The students of Mediocrates

This is the setting I found myself in. Early this morning (0r late last night) I wrote ‘War never Changes’ (at https://lawlordtobe.com/2023/10/29/war-never-changes/). It was several hours after that when I got a message from JB-Hifi who was flogging the Microsoft laptop ‘Surface Laptop Studio 2’ and I decided to search on some reviews. I knew nothing of this device and soon enough I understood why. The Verge gives us ‘Surface Laptop Studio 2 review: this could be so much more’ with the byline “Microsoft’s new Surface Laptop Studio 2 has new chips, a new touchpad, and a very, very high price tag”, the review was given to the people on October 4th (world animal day no less) and there we see “there’s the biggest problem for the Surface at this price, which is that its battery life is not anywhere near what Apple can offer. I only averaged four hours and 19 minutes of continuous use out of this device with Battery Saver on” as such this battery is a lot less then what the MacBook Air gave us in 2020, the new MacBook Air is even better. More importantly it loses 7 out of 8 tests against the MacBook Air with a M2 processor. I was horrified that it took Microsoft 47% longer to export 4K video. That is nothing less than a joke. The larger issue isn’t this, it is that Intel just announced its “Meteor Lake” CPU generation, and we expect to see those laptops roll out around December. I have no idea how Microsoft stacks up against that puppy, but I fear the worst for Microsoft.

You see, we get that not every laptop is a given for everyone, I am fine with that. Yet to rely on an I7 processor implies you need a sturdy battery to begin with and that one is missing from the get go.

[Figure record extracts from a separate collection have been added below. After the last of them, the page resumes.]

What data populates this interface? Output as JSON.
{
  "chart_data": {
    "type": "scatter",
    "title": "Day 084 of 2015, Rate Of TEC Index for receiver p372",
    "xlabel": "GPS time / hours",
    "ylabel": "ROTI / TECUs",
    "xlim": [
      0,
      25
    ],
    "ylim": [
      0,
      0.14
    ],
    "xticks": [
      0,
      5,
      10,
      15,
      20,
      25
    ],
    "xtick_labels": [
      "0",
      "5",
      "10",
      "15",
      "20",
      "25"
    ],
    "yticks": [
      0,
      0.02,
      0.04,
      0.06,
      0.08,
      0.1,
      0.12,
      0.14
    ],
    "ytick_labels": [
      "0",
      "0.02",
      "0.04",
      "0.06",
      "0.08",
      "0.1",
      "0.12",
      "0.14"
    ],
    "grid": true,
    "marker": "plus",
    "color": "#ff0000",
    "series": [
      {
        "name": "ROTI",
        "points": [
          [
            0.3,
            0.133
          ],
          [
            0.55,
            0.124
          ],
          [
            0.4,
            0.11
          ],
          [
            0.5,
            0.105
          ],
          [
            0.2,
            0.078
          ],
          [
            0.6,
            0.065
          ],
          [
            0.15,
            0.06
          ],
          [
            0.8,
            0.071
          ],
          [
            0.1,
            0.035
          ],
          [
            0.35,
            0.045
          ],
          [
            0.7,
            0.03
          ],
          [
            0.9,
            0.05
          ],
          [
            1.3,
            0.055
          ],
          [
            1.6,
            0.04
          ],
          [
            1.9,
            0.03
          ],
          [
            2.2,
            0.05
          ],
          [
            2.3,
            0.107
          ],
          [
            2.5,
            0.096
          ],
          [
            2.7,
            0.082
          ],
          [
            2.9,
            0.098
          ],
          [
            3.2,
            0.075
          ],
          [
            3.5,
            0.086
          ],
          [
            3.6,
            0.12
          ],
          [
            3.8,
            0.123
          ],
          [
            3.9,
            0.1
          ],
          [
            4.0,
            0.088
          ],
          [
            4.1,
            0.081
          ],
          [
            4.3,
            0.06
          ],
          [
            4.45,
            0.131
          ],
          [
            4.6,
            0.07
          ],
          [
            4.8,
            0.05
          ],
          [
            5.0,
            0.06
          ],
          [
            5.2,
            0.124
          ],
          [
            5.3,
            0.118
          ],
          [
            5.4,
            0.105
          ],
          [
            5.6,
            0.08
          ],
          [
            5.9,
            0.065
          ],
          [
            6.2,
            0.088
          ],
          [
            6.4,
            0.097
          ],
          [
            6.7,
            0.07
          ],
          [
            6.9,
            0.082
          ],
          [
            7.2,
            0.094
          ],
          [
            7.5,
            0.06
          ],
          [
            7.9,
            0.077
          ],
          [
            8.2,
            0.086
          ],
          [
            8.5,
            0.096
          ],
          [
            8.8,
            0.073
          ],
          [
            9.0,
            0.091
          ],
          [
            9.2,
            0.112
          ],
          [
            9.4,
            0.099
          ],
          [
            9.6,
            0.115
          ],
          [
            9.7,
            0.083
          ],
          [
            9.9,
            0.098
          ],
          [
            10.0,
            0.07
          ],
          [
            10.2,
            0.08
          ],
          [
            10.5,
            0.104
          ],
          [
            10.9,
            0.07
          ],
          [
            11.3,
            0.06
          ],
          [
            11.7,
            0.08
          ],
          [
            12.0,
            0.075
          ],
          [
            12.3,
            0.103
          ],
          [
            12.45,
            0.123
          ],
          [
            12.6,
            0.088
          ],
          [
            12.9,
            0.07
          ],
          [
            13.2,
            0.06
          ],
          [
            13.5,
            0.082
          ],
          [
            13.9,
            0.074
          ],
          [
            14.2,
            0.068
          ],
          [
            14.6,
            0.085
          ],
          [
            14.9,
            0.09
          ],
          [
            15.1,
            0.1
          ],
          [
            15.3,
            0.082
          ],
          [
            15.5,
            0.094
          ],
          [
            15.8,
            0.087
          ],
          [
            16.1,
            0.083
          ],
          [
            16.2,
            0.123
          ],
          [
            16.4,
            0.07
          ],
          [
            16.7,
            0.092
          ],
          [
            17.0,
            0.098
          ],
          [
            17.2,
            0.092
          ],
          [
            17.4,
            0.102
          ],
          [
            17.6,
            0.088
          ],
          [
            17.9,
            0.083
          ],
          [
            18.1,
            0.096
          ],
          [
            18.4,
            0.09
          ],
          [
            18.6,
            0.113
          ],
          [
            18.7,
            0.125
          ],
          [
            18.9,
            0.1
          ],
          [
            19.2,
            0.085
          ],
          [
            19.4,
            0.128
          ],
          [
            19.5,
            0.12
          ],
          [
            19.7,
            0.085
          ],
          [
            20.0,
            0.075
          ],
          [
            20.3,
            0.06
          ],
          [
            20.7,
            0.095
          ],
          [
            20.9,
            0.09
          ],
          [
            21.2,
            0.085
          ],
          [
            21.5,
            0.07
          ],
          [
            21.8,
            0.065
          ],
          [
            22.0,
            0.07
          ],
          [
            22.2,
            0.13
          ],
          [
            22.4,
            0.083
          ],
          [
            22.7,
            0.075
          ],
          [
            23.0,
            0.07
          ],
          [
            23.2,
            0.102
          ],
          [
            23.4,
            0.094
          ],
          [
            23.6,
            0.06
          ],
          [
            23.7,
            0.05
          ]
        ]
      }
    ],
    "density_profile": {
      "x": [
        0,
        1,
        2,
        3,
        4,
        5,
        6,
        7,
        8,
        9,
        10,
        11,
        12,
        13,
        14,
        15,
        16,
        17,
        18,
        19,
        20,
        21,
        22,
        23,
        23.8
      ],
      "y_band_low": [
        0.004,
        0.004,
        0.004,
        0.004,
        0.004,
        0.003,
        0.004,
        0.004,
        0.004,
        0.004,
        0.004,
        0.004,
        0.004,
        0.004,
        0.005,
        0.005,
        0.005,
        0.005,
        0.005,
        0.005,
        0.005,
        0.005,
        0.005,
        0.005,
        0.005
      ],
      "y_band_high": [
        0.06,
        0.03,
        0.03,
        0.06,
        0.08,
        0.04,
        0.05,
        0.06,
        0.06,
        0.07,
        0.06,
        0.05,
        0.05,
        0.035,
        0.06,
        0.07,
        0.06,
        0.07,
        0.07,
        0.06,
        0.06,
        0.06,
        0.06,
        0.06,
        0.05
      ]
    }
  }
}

This is the larger setting of Microsoft, wanting to be in a race merely to compete, never to win it. They lost 6 times over already and they are losing more. How much longer before the Microsoft sycophants give up on the brand? Microsoft always had competitors (Asus, Apple, Dell, HP) and now Intel is in a position to surpass them as well. That is the problem with Microsoft, they aren’t in it to win it. They can claim whatever they want, yet when you get “Unfortunately, the Studio 2’s benchmark scores were underwhelming. Don’t get me wrong: it’s certainly an improvement over the OG Studio. Whether exporting in Premiere or running Tomb Raider, it is faster. But these are far from the best numbers you’ll see among premium workstations today.” To be labelled underwhelming is a problem. They shouted for the longest time that their console was the most powerful in the world and within 2 years it was surpassed by the weakest console of them all (Nintendo Switch) and I am about to hand 50 million potential customers (in phase one) to another vendor (preferably Amazon).

Microsoft is now the favourite corporation to end up with the wooden spoon (dead last in a race). They lost against so many (see previous article for names) and now we see that Intel and Tencent Technologies are potential better players too.
It puts Microsoft on a sliding scale of revenue. It needs to get $4 billion in interest alone on current loans and when their so called mountain of revenue dwindles down because they are losing too many places where they are in the top 2 it becomes awkward and disappointing on several levels. This is the setting I spoke about yesterday and some still call me delusional. Not to worry, the facts are out there and the Verge (at https://www.theverge.com/23900932/microsoft-surface-laptop-studio-2-2023-intel-review) added to the hardship of Microsoft. 

When you get quotes like “right now is a particularly not-great time to be buying a horrendously expensive 13th Gen laptop” especially when the 14th gen laptops are being released next month before Christmas. Then we get “the current Surface Laptop Studio is an okay convertible. For its price, it should be more than that”, as I see it it is Mediocrates all over again. He was the man famous for “Meh, good enough” and in IT that just doesn’t hold the mustard. If there is an upside then it would be the design and the screen. All these parts that I saw looked pretty spectacular. But does that warrant the $3,499.99 price-tag? I personally don’t believe so, but others might feel differently on that. It seemingly has more options to connect and that is good, but as stated lacks a full SD slot. That is an issue I had with the Lenovo Chromebook 5 years ago, but that thing was $349, for $3K more I expect better and the lack of a full slot tends to have other issues when working in laptop mode, but I will agree that could merely be me.

So on Sunday I learn that Microsoft still worships Mediocrates, not a good setting to be in, not at all.